Dump data model overview¶

Table of main entities¶

#	Entity type	Sub-types	Description
1	Result		Results are intended as digital objects, described by metadata, resulting from a scientific process
1.1		Publication	Publications includes all digital research artefacts whose intended use is narrative storytelling of a research activity and its results. Examples are scientific articles, reports, slides, data papers, etc. Although there are exceptions, as each scientist has a large degree of freedom in publishing and interlinking his artefacts, it can be generally assumed that literature artefacts are published with narrative intent. For those specific cases where literature is intended for different use, we in general do not expect scientists to publish such artefacts as literature artefacts. For example when an article is a carrier of readable datasets (e.g. articles with tables) the article is often deposited a second time in a data repository, assigned a new DOI, and marked as a dataset of type “textual”; in the case articles full-texts are used for natural language processing (NLP), scientists will likely create a dataset of type “collection of articles”.
1.2		Dataset	include digital research artefacts encoding experimental or real-world observations/measures (e.g. primary data), secondary data derived from programmatic processing of other datasets, or more generally digital representations of facts to be interpreted by a program. The definition is cross-discipline, hence spans across multiple interpretations of datasets, where typologies and granularity obey to different scientific facets. Examples include, but are not limited to: databases (e.g.

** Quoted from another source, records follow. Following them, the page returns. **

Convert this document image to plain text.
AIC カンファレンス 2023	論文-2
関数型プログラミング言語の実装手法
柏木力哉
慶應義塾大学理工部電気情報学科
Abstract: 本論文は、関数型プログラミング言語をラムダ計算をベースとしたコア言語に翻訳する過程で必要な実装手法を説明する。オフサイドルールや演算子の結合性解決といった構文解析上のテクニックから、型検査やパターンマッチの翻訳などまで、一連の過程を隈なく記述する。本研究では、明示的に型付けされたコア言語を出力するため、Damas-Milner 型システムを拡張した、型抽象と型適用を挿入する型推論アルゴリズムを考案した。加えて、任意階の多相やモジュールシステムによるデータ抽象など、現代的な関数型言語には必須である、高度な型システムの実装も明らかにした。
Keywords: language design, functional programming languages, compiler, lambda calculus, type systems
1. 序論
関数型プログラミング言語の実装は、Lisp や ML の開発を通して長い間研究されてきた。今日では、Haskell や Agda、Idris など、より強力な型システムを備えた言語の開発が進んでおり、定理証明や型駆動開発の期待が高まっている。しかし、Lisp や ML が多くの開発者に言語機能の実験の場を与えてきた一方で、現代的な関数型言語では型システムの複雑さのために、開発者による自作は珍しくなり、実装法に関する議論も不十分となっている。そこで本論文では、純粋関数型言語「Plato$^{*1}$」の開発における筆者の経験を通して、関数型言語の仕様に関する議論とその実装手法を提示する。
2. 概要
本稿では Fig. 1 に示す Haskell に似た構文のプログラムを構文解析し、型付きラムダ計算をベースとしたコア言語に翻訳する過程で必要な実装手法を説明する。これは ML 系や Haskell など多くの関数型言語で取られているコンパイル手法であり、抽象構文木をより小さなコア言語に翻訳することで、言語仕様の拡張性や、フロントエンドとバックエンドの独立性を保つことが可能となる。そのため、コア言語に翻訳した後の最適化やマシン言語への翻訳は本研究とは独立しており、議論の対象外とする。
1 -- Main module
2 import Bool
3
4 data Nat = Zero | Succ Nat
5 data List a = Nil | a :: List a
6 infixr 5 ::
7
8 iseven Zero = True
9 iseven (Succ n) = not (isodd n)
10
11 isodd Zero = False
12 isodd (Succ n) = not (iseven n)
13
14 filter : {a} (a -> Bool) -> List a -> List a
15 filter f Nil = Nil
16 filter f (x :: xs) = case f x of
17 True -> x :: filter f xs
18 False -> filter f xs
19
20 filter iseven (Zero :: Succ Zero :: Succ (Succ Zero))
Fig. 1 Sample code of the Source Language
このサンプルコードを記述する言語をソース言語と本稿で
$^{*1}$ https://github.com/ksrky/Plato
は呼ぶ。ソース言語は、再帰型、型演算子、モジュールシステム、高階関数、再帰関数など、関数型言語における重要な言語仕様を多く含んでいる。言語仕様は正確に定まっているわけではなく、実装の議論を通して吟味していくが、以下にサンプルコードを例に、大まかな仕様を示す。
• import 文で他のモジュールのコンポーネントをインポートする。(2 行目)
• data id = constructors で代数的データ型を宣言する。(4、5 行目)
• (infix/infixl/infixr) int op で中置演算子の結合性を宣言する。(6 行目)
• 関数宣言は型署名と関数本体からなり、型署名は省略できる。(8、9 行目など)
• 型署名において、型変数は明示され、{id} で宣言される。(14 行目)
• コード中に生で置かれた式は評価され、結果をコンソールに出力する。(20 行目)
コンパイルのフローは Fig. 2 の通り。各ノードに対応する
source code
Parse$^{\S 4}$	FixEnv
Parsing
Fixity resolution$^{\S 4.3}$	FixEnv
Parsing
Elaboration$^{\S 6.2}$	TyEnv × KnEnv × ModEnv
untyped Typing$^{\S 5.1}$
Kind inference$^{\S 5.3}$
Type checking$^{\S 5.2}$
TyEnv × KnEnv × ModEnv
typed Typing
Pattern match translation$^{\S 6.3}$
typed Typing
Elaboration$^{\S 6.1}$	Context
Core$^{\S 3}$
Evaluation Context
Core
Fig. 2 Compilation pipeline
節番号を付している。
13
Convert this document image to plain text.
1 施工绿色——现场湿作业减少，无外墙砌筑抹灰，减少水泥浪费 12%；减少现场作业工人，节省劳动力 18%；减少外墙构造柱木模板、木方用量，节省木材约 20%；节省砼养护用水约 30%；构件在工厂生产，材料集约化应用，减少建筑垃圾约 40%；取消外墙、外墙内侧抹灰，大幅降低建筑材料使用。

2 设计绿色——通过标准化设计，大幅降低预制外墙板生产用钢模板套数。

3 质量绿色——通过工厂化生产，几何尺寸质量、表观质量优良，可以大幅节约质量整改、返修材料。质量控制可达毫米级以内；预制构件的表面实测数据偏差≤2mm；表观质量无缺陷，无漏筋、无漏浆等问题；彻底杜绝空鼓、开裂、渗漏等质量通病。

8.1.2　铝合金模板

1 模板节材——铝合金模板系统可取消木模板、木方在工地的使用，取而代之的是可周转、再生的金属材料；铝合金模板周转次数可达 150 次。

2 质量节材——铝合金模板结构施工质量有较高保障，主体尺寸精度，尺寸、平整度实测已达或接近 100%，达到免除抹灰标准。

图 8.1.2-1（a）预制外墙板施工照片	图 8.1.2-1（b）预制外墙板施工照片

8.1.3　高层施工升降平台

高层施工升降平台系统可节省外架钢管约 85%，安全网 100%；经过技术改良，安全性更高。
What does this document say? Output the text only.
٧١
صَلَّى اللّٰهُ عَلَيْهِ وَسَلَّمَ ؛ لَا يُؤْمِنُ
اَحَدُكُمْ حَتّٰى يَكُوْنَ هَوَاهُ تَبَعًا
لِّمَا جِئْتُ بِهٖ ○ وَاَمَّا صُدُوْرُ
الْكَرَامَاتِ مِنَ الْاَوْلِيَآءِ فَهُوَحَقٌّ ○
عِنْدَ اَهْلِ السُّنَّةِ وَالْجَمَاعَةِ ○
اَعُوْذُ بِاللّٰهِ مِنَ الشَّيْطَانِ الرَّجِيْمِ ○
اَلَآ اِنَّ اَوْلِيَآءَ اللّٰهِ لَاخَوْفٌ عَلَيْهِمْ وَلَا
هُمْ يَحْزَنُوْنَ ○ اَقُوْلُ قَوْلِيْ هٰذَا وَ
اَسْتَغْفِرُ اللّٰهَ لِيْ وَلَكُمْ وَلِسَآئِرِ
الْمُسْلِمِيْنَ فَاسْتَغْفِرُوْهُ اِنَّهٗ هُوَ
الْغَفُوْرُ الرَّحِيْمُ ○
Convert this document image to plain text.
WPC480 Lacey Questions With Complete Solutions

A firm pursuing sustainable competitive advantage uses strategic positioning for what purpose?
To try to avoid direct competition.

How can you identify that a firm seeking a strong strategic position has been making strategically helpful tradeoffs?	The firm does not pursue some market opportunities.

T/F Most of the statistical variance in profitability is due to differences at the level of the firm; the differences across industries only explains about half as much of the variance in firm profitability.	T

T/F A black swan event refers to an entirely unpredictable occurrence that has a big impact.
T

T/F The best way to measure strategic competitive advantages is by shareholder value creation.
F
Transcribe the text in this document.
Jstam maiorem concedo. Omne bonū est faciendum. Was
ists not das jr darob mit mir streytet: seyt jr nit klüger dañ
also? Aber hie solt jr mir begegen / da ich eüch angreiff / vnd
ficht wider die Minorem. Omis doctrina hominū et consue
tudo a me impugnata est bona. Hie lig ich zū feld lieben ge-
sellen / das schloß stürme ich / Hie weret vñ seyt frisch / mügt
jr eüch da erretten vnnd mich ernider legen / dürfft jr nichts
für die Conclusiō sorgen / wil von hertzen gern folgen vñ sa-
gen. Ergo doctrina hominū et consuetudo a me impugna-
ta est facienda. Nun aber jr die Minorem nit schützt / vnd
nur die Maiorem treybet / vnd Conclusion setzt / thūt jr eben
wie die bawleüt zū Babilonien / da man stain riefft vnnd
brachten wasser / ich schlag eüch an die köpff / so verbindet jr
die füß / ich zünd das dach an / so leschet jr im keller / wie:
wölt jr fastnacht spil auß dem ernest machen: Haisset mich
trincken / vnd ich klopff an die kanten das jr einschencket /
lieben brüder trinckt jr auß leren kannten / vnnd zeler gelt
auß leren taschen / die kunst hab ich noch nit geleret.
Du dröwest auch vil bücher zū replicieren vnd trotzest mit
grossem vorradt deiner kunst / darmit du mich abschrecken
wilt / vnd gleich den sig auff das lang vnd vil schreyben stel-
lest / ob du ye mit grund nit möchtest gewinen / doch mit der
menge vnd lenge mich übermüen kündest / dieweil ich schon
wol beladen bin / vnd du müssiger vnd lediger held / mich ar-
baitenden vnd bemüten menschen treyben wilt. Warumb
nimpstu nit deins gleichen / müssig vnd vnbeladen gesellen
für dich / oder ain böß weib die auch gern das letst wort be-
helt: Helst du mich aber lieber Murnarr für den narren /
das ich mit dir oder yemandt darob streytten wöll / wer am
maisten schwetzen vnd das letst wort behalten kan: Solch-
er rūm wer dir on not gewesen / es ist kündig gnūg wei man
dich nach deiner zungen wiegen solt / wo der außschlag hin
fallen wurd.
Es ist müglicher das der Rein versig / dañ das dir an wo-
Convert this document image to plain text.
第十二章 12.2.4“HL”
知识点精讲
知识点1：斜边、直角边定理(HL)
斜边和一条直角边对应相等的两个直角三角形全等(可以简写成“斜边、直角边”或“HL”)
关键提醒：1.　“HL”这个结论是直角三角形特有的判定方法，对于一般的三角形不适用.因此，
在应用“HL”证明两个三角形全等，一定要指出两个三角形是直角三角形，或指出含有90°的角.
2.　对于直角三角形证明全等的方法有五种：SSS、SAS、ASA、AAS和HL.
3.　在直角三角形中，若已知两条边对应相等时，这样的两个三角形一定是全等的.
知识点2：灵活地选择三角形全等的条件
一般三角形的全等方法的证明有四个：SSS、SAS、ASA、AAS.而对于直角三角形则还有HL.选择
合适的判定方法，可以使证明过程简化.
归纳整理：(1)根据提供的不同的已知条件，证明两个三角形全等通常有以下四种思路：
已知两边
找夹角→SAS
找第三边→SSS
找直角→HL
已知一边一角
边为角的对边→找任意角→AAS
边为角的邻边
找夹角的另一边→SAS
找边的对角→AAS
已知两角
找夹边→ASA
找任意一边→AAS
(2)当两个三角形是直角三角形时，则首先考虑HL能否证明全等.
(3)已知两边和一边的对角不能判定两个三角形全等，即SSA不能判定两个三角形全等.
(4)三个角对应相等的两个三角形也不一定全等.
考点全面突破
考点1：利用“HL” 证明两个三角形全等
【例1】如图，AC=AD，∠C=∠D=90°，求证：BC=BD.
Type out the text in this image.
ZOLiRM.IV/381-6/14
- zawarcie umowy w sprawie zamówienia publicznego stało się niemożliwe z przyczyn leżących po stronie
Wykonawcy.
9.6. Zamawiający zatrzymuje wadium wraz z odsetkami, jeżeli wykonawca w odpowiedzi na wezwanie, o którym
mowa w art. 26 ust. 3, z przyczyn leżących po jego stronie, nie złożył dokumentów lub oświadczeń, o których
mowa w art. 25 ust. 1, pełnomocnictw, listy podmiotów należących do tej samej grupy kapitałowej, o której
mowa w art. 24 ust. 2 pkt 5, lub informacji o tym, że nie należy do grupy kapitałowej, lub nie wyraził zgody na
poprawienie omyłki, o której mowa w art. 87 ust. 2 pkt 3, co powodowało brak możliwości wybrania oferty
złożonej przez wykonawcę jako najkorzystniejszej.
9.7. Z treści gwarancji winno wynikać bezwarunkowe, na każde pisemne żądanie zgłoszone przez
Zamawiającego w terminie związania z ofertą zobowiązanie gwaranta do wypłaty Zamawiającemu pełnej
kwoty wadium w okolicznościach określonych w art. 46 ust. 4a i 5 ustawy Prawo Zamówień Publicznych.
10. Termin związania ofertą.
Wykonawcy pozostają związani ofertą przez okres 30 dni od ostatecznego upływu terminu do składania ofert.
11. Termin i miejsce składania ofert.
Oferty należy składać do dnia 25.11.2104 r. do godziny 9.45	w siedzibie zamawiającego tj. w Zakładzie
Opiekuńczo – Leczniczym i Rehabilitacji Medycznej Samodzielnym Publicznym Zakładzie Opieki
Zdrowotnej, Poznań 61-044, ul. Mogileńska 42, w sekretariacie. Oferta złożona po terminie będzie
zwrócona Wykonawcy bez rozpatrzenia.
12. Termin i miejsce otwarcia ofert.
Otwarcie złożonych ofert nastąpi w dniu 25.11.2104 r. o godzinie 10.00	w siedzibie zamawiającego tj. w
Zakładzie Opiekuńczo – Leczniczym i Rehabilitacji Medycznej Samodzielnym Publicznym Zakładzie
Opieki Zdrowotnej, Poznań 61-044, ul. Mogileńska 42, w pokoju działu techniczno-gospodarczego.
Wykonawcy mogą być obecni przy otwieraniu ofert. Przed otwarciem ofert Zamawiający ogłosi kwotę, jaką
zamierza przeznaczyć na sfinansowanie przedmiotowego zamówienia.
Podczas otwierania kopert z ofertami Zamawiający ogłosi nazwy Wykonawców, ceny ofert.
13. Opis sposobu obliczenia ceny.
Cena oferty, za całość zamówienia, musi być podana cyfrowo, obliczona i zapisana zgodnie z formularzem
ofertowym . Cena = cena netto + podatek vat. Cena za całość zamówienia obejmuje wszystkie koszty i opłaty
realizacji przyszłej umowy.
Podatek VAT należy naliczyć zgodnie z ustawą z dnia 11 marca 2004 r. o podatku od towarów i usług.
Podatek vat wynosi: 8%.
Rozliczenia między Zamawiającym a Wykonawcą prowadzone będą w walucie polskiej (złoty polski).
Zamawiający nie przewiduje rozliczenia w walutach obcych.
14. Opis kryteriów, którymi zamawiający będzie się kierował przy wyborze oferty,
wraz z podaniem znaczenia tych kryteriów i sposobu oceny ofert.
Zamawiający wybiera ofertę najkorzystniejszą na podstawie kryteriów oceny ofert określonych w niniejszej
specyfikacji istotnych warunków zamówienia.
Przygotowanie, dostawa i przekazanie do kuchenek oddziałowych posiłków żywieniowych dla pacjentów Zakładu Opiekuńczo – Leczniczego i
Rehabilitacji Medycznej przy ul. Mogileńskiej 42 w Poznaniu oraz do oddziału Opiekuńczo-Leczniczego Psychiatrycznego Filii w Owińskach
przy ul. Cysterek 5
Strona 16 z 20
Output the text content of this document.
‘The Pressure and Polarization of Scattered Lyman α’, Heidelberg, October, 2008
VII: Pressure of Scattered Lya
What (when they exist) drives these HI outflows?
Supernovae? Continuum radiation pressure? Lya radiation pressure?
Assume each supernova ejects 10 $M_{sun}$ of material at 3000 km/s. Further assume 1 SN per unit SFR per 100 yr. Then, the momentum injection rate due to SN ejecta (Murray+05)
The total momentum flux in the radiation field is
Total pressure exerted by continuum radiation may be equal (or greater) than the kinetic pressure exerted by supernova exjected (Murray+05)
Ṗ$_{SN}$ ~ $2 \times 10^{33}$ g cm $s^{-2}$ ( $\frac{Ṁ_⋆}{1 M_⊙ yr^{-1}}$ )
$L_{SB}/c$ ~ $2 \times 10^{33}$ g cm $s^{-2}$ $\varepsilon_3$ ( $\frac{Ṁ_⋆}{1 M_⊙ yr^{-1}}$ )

Worms), records of databases (e.g. proteins in the UniProt database), table files, queries over databases (time-series slices, geospatial maps, SQL queries), media (e.g. images, videos) or collections of media.
1.3		Software	Software entities represent research software, i.e. software that is an output of research activity. Examples include, but are not limited to: code scripts, web services, and web applications.
1.4		Other Research Product	Other research products include any research output that is not literature, data, or software. Examples include, but are not limited to: algorithms, scientific workflows/pipelines, protocols, standard operating procedure (SOP), simulations, mathematical and statistical models, but also research packages. Research packages can group a set of research artefacts, but can also include the encoding of a composition logic that binds them together. For example, an instance of a workflow is a package that describes the combination of specific artefacts to implement a scientific process, execute an experiment, etc.
2	Data source		OpenAIRE entity instances are created out of data collected from various data sources of different kinds, such as publication repositories, dataset archives, CRIS systems, funder databases, etc. Data sources export information packages (e.g., XML records, HTTP responses, RDF data, JSON) that may contain information on one or more of such entities and possibly relationships between them. For example, a metadata record about a project carries information for the creation of a Project entity and its participants (as Organization entities). It is important, once each piece of information is extracted from such packages and inserted into the OpenAIRE information space as an entity, for such pieces to keep provenance information relative to the originating data source. This is to give visibility to the data source, but also to enable the reconstruction of the very same piece of information if problems arise.
3	Organization		Organizations include companies, research centers or institutions involved as project partners or as responsible of operating data sources. Information about organizations are collected from funder databases like CORDA, registries of data sources like OpenDOAR and re3Data, and CRIS systems, as being related to projects or data sources.
4	Project		Of crucial interest to OpenAIRE is also the identification of the funders (e.g. European Commission, WellcomeTrust, FCT Portugal, NWO The Netherlands) that co-funded the projects that have led to a given result. Projects are characterized by a list of funding streams (e.g. FP7, H2020 for the EC), which identify the strands of fundings. Funding streams can be nested to form a tree of sub-funding streams.
5	Community/Initiative		Communities/Initiatives are intended as groups of people with a common research intent and can be of two types: research initiatives or research communities. 1. Research initiatives are intended to capture a view of the information space that is "research impact"-oriented, i.e. all products generated due to my research initiative; 2. Research communities the latter “research activity” oriented, i.e. all products that may be of interest or related to my research initiative. For example, the organizations supporting a research infrastructure fall in the first category, while the researchers involved in a discipline fall in the second.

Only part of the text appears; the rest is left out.